Video: Gerhard Richter's Mastery of Abstraction

Video: Gerhard Richter's Mastery of Abstraction

Rendered in deep shades of purple and red, 'Abstraktes Bild (715-6)', 1990, is a mature example from the contemporary painter.

Rendered in deep shades of purple and red, 'Abstraktes Bild (715-6)', 1990, is a mature example from the contemporary painter.

A painter first and foremost, Gerhard Richter initially became widely known for his dreamlike blurred photo-paintings, which were appropriated from images found in photos and magazines and which explored the relationship between representation and abstraction. His approach reversed course as Richter experimented further with pure abstraction:

[Painting abstracts] is more like walking, step by step, without an intention, until you discover where you are going. When I paint a landscape from a photograph or an image like this one, I can see the endpoint before I start, although in fact it always turns out slightly different than I imagined.” (Richter, quoted in Michael Kimmelman, ‘An Artist Beyond Isms’, The New York Times Magazine, 27 January 2002, online)

 

 

Around 1978, Richter began to apply paint in his abstract pictures by scraping. Typically starting with simple smears of paint or a geometric composition, Richter typically applies pressure using homemade wood and plexiglass squeegees to drag and wipe the paint repeatedly across his canvas, methodically building up and deconstructing the layers of paint. Manipulating the viscosity of the oil medium, Richter applies thin layers of paint such that small tears in the film create spontaneous windows into underlying layers, gathering in clusters or at other times rippling across the canvas to create compositional accents or axes.

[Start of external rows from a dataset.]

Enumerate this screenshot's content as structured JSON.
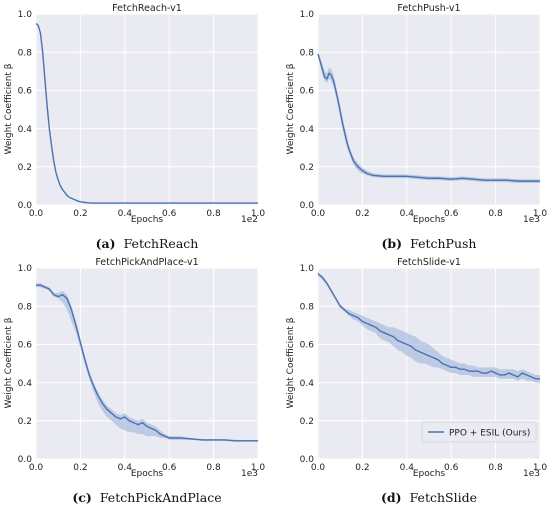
{
  "figure": {
    "captions": [
      {
        "letter": "(a)",
        "text": "FetchReach"
      },
      {
        "letter": "(b)",
        "text": "FetchPush"
      },
      {
        "letter": "(c)",
        "text": "FetchPickAndPlace"
      },
      {
        "letter": "(d)",
        "text": "FetchSlide"
      }
    ]
  },
  "colors": {
    "line": "#4c72b0",
    "band": "#a4b8dc",
    "plot_bg": "#eaeaf2",
    "grid": "#ffffff"
  },
  "chart_data": [
    {
      "type": "line",
      "title": "FetchReach-v1",
      "xlabel": "Epochs",
      "ylabel": "Weight Coefficient β",
      "xlim": [
        0,
        1.0
      ],
      "ylim": [
        0,
        1.0
      ],
      "xscale_label": "1e2",
      "xticks": [
        "0.0",
        "0.2",
        "0.4",
        "0.6",
        "0.8",
        "1.0"
      ],
      "yticks": [
        "0.0",
        "0.2",
        "0.4",
        "0.6",
        "0.8",
        "1.0"
      ],
      "grid": true,
      "legend": null,
      "series": [
        {
          "x": [
            0,
            0.01,
            0.02,
            0.03,
            0.04,
            0.05,
            0.06,
            0.07,
            0.08,
            0.09,
            0.1,
            0.11,
            0.12,
            0.13,
            0.14,
            0.15,
            0.17,
            0.19,
            0.21,
            0.23,
            0.25,
            0.3,
            0.35,
            0.4,
            0.5,
            0.6,
            0.7,
            0.8,
            0.9,
            1.0
          ],
          "y": [
            0.95,
            0.94,
            0.9,
            0.8,
            0.66,
            0.52,
            0.4,
            0.31,
            0.23,
            0.17,
            0.13,
            0.1,
            0.08,
            0.065,
            0.05,
            0.04,
            0.03,
            0.02,
            0.015,
            0.012,
            0.01,
            0.01,
            0.01,
            0.01,
            0.01,
            0.01,
            0.01,
            0.01,
            0.01,
            0.01
          ],
          "lower": [
            0.95,
            0.94,
            0.9,
            0.8,
            0.66,
            0.52,
            0.4,
            0.31,
            0.23,
            0.17,
            0.13,
            0.1,
            0.08,
            0.065,
            0.05,
            0.04,
            0.03,
            0.02,
            0.015,
            0.012,
            0.01,
            0.01,
            0.01,
            0.01,
            0.01,
            0.01,
            0.01,
            0.01,
            0.01,
            0.01
          ],
          "upper": [
            0.95,
            0.94,
            0.9,
            0.8,
            0.66,
            0.52,
            0.4,
            0.31,
            0.23,
            0.17,
            0.13,
            0.1,
            0.08,
            0.065,
            0.05,
            0.04,
            0.03,
            0.02,
            0.015,
            0.012,
            0.01,
            0.01,
            0.01,
            0.01,
            0.01,
            0.01,
            0.01,
            0.01,
            0.01,
            0.01
          ]
        }
      ]
    },
    {
      "type": "line",
      "title": "FetchPush-v1",
      "xlabel": "Epochs",
      "ylabel": "Weight Coefficient β",
      "xlim": [
        0,
        1.0
      ],
      "ylim": [
        0,
        1.0
      ],
      "xscale_label": "1e3",
      "xticks": [
        "0.0",
        "0.2",
        "0.4",
        "0.6",
        "0.8",
        "1.0"
      ],
      "yticks": [
        "0.0",
        "0.2",
        "0.4",
        "0.6",
        "0.8",
        "1.0"
      ],
      "grid": true,
      "legend": null,
      "series": [
        {
          "x": [
            0,
            0.01,
            0.02,
            0.03,
            0.04,
            0.05,
            0.06,
            0.07,
            0.08,
            0.09,
            0.1,
            0.11,
            0.12,
            0.13,
            0.14,
            0.15,
            0.16,
            0.18,
            0.2,
            0.22,
            0.25,
            0.3,
            0.35,
            0.4,
            0.45,
            0.5,
            0.55,
            0.6,
            0.65,
            0.7,
            0.75,
            0.8,
            0.85,
            0.9,
            0.95,
            1.0
          ],
          "y": [
            0.79,
            0.75,
            0.71,
            0.67,
            0.66,
            0.69,
            0.68,
            0.65,
            0.6,
            0.55,
            0.49,
            0.43,
            0.38,
            0.33,
            0.29,
            0.26,
            0.23,
            0.2,
            0.18,
            0.165,
            0.155,
            0.15,
            0.15,
            0.15,
            0.145,
            0.14,
            0.14,
            0.135,
            0.14,
            0.135,
            0.13,
            0.13,
            0.13,
            0.125,
            0.125,
            0.125
          ],
          "lower": [
            0.78,
            0.73,
            0.68,
            0.65,
            0.64,
            0.66,
            0.65,
            0.62,
            0.57,
            0.52,
            0.46,
            0.4,
            0.35,
            0.3,
            0.27,
            0.24,
            0.21,
            0.18,
            0.165,
            0.155,
            0.145,
            0.14,
            0.14,
            0.14,
            0.135,
            0.13,
            0.13,
            0.125,
            0.13,
            0.125,
            0.12,
            0.12,
            0.12,
            0.115,
            0.115,
            0.115
          ],
          "upper": [
            0.8,
            0.77,
            0.74,
            0.7,
            0.69,
            0.72,
            0.71,
            0.68,
            0.63,
            0.58,
            0.52,
            0.46,
            0.41,
            0.36,
            0.31,
            0.28,
            0.25,
            0.22,
            0.195,
            0.18,
            0.165,
            0.16,
            0.16,
            0.16,
            0.155,
            0.15,
            0.15,
            0.145,
            0.15,
            0.145,
            0.14,
            0.14,
            0.14,
            0.135,
            0.135,
            0.135
          ]
        }
      ]
    },
    {
      "type": "line",
      "title": "FetchPickAndPlace-v1",
      "xlabel": "Epochs",
      "ylabel": "Weight Coefficient β",
      "xlim": [
        0,
        1.0
      ],
      "ylim": [
        0,
        1.0
      ],
      "xscale_label": "1e3",
      "xticks": [
        "0.0",
        "0.2",
        "0.4",
        "0.6",
        "0.8",
        "1.0"
      ],
      "yticks": [
        "0.0",
        "0.2",
        "0.4",
        "0.6",
        "0.8",
        "1.0"
      ],
      "grid": true,
      "legend": null,
      "series": [
        {
          "x": [
            0,
            0.02,
            0.04,
            0.06,
            0.08,
            0.1,
            0.12,
            0.14,
            0.16,
            0.18,
            0.2,
            0.22,
            0.24,
            0.26,
            0.28,
            0.3,
            0.32,
            0.34,
            0.36,
            0.38,
            0.4,
            0.42,
            0.44,
            0.46,
            0.48,
            0.5,
            0.52,
            0.54,
            0.56,
            0.58,
            0.6,
            0.65,
            0.7,
            0.75,
            0.8,
            0.85,
            0.9,
            0.95,
            1.0
          ],
          "y": [
            0.91,
            0.91,
            0.9,
            0.89,
            0.86,
            0.85,
            0.86,
            0.84,
            0.78,
            0.7,
            0.61,
            0.52,
            0.44,
            0.38,
            0.33,
            0.29,
            0.26,
            0.24,
            0.22,
            0.21,
            0.22,
            0.2,
            0.19,
            0.18,
            0.19,
            0.17,
            0.16,
            0.15,
            0.13,
            0.12,
            0.11,
            0.11,
            0.105,
            0.1,
            0.1,
            0.1,
            0.095,
            0.095,
            0.095
          ],
          "lower": [
            0.9,
            0.9,
            0.89,
            0.88,
            0.85,
            0.84,
            0.82,
            0.78,
            0.72,
            0.66,
            0.58,
            0.5,
            0.42,
            0.35,
            0.29,
            0.25,
            0.22,
            0.2,
            0.18,
            0.16,
            0.15,
            0.14,
            0.14,
            0.13,
            0.13,
            0.12,
            0.12,
            0.12,
            0.11,
            0.11,
            0.1,
            0.1,
            0.1,
            0.095,
            0.095,
            0.095,
            0.09,
            0.09,
            0.09
          ],
          "upper": [
            0.92,
            0.92,
            0.91,
            0.9,
            0.87,
            0.87,
            0.88,
            0.86,
            0.8,
            0.72,
            0.63,
            0.54,
            0.46,
            0.4,
            0.35,
            0.31,
            0.28,
            0.26,
            0.24,
            0.23,
            0.24,
            0.22,
            0.21,
            0.2,
            0.21,
            0.19,
            0.18,
            0.17,
            0.15,
            0.13,
            0.12,
            0.12,
            0.11,
            0.105,
            0.105,
            0.105,
            0.1,
            0.1,
            0.1
          ]
        }
      ]
    },
    {
      "type": "line",
      "title": "FetchSlide-v1",
      "xlabel": "Epochs",
      "ylabel": "Weight Coefficient β",
      "xlim": [
        0,
        1.0
      ],
      "ylim": [
        0,
        1.0
      ],
      "xscale_label": "1e3",
      "xticks": [
        "0.0",
        "0.2",
        "0.4",
        "0.6",
        "0.8",
        "1.0"
      ],
      "yticks": [
        "0.0",
        "0.2",
        "0.4",
        "0.6",
        "0.8",
        "1.0"
      ],
      "grid": true,
      "legend": {
        "position": "lower-right",
        "entries": [
          "PPO + ESIL (Ours)"
        ]
      },
      "series": [
        {
          "name": "PPO + ESIL (Ours)",
          "x": [
            0,
            0.02,
            0.04,
            0.06,
            0.08,
            0.1,
            0.12,
            0.14,
            0.16,
            0.18,
            0.2,
            0.22,
            0.24,
            0.26,
            0.28,
            0.3,
            0.32,
            0.34,
            0.36,
            0.38,
            0.4,
            0.42,
            0.44,
            0.46,
            0.48,
            0.5,
            0.52,
            0.54,
            0.56,
            0.58,
            0.6,
            0.62,
            0.64,
            0.66,
            0.68,
            0.7,
            0.72,
            0.74,
            0.76,
            0.78,
            0.8,
            0.82,
            0.84,
            0.86,
            0.88,
            0.9,
            0.92,
            0.94,
            0.96,
            0.98,
            1.0
          ],
          "y": [
            0.97,
            0.95,
            0.92,
            0.88,
            0.84,
            0.8,
            0.78,
            0.76,
            0.75,
            0.74,
            0.72,
            0.71,
            0.7,
            0.69,
            0.67,
            0.66,
            0.65,
            0.64,
            0.62,
            0.61,
            0.6,
            0.59,
            0.57,
            0.56,
            0.55,
            0.54,
            0.53,
            0.52,
            0.5,
            0.49,
            0.48,
            0.48,
            0.47,
            0.47,
            0.46,
            0.46,
            0.46,
            0.45,
            0.45,
            0.46,
            0.45,
            0.44,
            0.44,
            0.45,
            0.44,
            0.43,
            0.45,
            0.44,
            0.43,
            0.42,
            0.42
          ],
          "lower": [
            0.96,
            0.94,
            0.91,
            0.87,
            0.83,
            0.79,
            0.77,
            0.75,
            0.73,
            0.72,
            0.7,
            0.68,
            0.67,
            0.66,
            0.63,
            0.62,
            0.61,
            0.59,
            0.57,
            0.56,
            0.54,
            0.53,
            0.51,
            0.5,
            0.5,
            0.49,
            0.48,
            0.48,
            0.47,
            0.46,
            0.45,
            0.45,
            0.44,
            0.44,
            0.44,
            0.43,
            0.43,
            0.43,
            0.43,
            0.43,
            0.43,
            0.42,
            0.42,
            0.42,
            0.42,
            0.41,
            0.42,
            0.41,
            0.41,
            0.4,
            0.4
          ],
          "upper": [
            0.98,
            0.96,
            0.93,
            0.89,
            0.85,
            0.81,
            0.79,
            0.78,
            0.77,
            0.76,
            0.75,
            0.74,
            0.73,
            0.72,
            0.71,
            0.7,
            0.69,
            0.69,
            0.68,
            0.67,
            0.66,
            0.65,
            0.64,
            0.62,
            0.61,
            0.6,
            0.58,
            0.56,
            0.54,
            0.53,
            0.52,
            0.51,
            0.5,
            0.5,
            0.49,
            0.49,
            0.48,
            0.48,
            0.48,
            0.48,
            0.48,
            0.47,
            0.47,
            0.47,
            0.47,
            0.46,
            0.47,
            0.46,
            0.45,
            0.44,
            0.44
          ]
        }
      ]
    }
  ]
}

Rendered in deep shades of purple and red in vertical and horizontal striations, Abstraktes Bild (715-6) is a particularly beautiful example of how Richter’s abstract paintings began to lean toward the more structured and minimalist end of abstraction, with visible stripes and grids. Streaked with undulating monochrome streaks and fiery elements of golden yellow periodically exposed through the disfigured paint layers, Richter revisited a favorite personal challenge of unifying bright colors with his more usually muted, melancholy palette, a theme he began working on with his Red-Blue-Yellow works in 1972.